A strong earthquake struck Monday in Indonesia’s Banda Sea, but authorities said there is no tsunami threat.
The U.S. Geological Survey said the magnitude 7.3 quake was centered 208 kilometers (129 miles) below the earth’s surface. It was felt in parts of Indonesia and in East Timor’s capital Dili but there were no reports of damage.
Indonesia’s geophysics agency said the deep quake didn’t cause a tsunami.
The Banda Sea quake was recorded minutes after a 6.1 tremblor in a thinly populated area 233 kilometers (144 miles) west of Papua province’s Abepura town, at a depth of 20 kilometers (12 miles).
Rahmat Triyono, Indonesia’s head of earthquake and tsunami center, said the Papua quake was followed by several smaller aftershocks, but there is no immediate report of major damage or injuries.
The large quake was felt across Australia’s most northern city, Darwin, where many people evacuated high-rise buildings.
Office workers were seen throughout Darwin outside buildings after the quake rattled the city for around five minutes.

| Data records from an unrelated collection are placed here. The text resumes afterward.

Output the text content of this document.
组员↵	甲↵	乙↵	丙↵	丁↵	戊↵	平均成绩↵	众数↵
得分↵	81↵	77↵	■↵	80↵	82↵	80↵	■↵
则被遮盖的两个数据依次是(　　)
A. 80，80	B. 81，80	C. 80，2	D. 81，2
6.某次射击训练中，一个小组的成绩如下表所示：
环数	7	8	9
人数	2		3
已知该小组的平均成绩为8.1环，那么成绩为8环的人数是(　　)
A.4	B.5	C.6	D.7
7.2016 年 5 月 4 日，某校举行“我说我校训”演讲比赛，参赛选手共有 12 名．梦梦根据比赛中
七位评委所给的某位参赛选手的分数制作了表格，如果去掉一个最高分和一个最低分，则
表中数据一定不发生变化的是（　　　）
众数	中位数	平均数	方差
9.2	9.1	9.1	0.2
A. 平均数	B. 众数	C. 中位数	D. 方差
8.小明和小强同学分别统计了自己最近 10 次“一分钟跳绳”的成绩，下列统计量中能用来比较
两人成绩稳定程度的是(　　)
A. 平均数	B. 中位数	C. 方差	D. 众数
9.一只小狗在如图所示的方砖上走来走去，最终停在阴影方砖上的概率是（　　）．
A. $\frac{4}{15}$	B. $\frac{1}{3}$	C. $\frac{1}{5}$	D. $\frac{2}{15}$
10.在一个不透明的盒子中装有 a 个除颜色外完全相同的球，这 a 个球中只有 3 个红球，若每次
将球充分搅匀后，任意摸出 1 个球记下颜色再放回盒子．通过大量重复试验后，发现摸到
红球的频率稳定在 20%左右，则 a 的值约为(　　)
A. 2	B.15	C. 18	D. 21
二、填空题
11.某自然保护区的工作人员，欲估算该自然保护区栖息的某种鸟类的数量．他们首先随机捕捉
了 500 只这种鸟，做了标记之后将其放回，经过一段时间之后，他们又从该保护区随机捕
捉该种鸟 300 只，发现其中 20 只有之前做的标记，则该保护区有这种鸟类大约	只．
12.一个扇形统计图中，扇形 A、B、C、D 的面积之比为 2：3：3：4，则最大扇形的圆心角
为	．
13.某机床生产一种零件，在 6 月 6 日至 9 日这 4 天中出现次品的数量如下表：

One worker, who gave her name only as Robyn, said no alarm had gone off but workers had decided to get out of her building anyway.
She said it was the strongest quake she had ever felt in Darwin.
There was no damage or injuries reported in Darwin.
Indonesia is prone to earthquakes and volcanic eruptions due to its location along the Pacific “Ring of Fire.” A powerful Indian Ocean quake and tsunami in 2004 killed a total of 230,000 people in a dozen countries, most of them in Indonesia.